Yıllardır zambak olarak bildiğim bu çiçeğin adının "süsen" olduğunu öğrendim. Okuduğum romanlarda, öykülerde, şiirlerde adı geçen ve bende gizemli, egzotik çağrışımlar uyandıran süsen çiçeğinin, bildiğim zambak olduğunu öğrenmek canımı sıktı. Yüzüklerin Efendisi'nde yüzük kardeşlerinin yolu üzerinde sıksık ortaya çıkar bu çiçek. Tolstoy da sever bu çiçeği. Önleyemediğim merakım yüzünden süsen romantizmini yitirdi, mezarlık çiçeğine dönüştü. Aslında zambak olarak da severim bu bitkiyi, kokusuna bayılırım. Eskiden Eyüp Sabri zambak kolonyası üretirdi. Küçük şık şişelerde uçuk eflatun rengiyle çok hoş görünürdü. Hele kokusu, hele kokusu. Antakya’da, gördüğüm zambakları koparıp vazoya koyduğumu gören arkadaşlarım; "Bırak şu mezarlık çiçeğini." demişlerdi. Gerçekten de Hatay Reyhanlı’da mezarlıkta ot yerine zambak biterdi. O zamanlar buna çok şaşırdığımı anımsıyorum. Bir şiir okurken, süsene bir kez daha rastlamak, sonra internette görsellerde süseni aramak ve değişik renklerde, çok güzel ama gerçek yaşamda zambak olarak bildiğim çiçeği bulmak. Düşsel çiçeğim süsen, nasıl da zambağa dönüştü.
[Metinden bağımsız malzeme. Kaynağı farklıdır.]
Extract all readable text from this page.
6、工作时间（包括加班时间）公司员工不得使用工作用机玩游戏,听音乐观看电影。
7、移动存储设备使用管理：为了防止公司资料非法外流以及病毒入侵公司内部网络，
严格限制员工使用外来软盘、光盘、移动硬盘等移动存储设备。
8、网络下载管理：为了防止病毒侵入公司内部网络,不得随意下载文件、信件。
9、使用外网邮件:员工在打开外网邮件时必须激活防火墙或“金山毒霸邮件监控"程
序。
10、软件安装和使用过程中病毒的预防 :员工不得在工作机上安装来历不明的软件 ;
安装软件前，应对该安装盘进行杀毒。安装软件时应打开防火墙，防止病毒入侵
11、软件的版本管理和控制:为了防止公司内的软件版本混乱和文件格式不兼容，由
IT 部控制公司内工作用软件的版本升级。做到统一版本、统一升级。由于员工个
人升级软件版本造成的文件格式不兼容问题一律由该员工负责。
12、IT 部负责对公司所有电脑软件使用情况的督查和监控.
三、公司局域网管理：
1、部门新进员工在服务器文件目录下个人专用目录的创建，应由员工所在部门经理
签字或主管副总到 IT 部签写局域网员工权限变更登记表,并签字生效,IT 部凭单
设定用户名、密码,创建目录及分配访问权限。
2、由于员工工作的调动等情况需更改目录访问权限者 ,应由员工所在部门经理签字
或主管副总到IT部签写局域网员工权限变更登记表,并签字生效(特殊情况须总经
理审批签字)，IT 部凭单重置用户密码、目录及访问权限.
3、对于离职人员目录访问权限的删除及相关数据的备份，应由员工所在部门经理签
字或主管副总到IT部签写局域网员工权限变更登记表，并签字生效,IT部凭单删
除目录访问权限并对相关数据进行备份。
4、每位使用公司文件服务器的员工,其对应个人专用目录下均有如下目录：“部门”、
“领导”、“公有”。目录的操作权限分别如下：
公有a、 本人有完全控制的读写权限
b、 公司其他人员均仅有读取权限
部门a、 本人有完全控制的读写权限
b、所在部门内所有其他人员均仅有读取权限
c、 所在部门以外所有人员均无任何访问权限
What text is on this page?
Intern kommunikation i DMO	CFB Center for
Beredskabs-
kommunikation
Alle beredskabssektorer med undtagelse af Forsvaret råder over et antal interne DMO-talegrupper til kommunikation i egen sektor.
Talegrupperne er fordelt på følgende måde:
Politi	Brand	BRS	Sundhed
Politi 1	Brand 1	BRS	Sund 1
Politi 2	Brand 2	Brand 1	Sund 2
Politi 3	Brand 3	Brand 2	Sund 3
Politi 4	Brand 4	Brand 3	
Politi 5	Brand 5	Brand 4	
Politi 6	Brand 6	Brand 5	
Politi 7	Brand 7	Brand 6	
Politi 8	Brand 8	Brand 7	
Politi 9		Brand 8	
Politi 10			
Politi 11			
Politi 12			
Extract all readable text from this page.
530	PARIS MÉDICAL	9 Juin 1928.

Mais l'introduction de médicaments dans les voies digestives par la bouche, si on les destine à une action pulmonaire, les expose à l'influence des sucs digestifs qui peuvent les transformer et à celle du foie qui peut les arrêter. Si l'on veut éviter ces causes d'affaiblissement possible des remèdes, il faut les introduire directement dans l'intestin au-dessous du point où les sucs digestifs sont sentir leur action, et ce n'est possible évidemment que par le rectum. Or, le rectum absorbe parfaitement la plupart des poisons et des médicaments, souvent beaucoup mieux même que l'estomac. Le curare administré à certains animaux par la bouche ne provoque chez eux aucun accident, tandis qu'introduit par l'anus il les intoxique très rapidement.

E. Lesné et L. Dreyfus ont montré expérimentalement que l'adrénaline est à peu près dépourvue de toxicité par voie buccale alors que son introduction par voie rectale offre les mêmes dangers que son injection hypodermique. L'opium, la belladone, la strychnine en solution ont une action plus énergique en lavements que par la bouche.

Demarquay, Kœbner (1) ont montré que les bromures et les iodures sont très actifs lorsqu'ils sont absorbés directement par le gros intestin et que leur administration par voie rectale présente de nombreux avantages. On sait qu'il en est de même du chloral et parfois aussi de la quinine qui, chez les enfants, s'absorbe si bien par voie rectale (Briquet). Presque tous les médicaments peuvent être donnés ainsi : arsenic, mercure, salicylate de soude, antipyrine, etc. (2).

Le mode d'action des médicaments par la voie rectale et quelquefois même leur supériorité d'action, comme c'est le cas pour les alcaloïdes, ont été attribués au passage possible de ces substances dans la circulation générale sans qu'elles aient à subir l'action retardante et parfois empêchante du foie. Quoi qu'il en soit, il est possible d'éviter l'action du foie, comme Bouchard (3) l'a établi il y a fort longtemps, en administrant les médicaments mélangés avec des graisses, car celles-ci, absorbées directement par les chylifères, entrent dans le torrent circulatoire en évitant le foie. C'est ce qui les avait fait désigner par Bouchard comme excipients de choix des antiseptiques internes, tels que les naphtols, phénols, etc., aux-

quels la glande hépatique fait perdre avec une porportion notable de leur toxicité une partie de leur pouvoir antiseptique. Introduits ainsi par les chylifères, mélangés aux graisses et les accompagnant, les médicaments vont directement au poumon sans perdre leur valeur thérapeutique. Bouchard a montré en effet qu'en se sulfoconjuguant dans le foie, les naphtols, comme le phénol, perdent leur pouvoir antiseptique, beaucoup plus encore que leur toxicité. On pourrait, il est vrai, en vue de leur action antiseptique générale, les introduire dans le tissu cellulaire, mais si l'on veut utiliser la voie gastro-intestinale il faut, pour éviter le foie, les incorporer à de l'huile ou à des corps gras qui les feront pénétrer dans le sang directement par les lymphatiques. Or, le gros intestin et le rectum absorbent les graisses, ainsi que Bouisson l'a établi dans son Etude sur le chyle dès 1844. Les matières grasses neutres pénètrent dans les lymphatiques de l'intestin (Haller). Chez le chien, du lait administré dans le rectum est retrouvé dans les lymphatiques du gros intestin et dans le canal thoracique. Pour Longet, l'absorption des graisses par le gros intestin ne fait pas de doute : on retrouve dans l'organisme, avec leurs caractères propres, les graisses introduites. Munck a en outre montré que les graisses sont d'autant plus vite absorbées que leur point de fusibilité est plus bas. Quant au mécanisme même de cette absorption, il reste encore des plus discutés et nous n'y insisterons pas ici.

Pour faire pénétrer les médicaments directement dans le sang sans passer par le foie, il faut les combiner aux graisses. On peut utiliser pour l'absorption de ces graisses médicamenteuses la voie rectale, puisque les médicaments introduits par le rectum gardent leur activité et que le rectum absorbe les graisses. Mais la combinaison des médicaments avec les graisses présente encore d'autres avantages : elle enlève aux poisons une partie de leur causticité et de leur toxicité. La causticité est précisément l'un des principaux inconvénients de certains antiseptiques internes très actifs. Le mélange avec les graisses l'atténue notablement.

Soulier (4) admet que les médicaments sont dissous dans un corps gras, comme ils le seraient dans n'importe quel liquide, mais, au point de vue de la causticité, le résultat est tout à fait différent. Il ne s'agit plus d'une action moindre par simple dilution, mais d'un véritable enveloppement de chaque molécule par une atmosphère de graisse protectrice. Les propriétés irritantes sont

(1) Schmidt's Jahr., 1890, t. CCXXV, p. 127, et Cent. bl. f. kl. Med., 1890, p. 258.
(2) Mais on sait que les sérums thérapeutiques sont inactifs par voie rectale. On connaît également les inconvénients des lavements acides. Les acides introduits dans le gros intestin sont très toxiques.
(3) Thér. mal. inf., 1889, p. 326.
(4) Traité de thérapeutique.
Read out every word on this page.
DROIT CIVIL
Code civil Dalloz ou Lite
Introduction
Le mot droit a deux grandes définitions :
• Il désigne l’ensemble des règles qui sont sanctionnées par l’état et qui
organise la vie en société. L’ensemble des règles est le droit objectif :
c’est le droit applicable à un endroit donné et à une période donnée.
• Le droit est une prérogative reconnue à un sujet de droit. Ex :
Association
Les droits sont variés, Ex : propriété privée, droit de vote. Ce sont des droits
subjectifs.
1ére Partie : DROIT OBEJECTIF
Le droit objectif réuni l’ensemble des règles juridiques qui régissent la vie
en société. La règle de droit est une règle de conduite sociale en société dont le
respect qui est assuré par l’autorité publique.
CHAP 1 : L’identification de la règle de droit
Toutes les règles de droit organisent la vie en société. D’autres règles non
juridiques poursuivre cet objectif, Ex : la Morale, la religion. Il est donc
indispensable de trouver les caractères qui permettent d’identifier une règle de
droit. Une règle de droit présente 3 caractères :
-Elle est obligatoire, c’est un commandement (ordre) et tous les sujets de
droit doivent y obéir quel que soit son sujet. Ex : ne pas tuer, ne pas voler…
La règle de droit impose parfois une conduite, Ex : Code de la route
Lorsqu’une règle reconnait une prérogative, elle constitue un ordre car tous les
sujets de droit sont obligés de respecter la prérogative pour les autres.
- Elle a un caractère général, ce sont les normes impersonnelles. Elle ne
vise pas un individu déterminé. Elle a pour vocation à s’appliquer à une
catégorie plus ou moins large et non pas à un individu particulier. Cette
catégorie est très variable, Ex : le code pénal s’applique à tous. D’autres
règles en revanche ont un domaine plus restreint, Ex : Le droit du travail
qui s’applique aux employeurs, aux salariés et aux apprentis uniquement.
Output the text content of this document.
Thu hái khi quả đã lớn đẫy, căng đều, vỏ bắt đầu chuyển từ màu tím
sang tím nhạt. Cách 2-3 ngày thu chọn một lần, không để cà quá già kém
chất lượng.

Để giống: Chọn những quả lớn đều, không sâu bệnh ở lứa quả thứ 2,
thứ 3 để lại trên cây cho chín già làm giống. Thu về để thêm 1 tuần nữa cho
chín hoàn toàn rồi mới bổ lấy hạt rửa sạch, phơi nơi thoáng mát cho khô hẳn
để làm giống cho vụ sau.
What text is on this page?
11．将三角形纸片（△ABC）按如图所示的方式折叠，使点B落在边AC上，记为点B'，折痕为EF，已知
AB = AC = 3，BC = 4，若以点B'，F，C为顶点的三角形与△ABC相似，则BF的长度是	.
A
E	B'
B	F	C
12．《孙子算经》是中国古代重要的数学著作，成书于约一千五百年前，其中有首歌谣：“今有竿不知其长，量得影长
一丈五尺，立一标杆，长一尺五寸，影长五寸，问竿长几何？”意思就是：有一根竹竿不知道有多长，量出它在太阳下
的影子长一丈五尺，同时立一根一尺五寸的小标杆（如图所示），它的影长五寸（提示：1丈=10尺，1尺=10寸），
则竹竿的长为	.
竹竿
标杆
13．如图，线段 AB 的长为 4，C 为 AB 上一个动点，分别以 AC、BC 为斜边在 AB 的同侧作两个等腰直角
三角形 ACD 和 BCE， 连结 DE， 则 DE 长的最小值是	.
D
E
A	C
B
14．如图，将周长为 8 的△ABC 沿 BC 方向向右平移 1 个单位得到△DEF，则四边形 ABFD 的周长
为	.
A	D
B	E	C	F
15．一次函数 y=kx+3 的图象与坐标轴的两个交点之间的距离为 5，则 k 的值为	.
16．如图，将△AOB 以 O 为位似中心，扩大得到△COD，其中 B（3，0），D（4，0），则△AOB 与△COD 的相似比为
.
Ah önleyemediğim merakım... Galiba öğrendikçe düşlerimizden ve coşkularımızdan uzaklaşıyoruz.


Hiç yorum yok:

Yorum Gönder

DÜNDEN BUGÜNDEN

  Teyzeminkiyle aynı kumaştan diktirdikleri gökkuşağı renklerindeki yanar döner basma entarimin kirlenmesine aldırmadan, avluda bir köşeye ç...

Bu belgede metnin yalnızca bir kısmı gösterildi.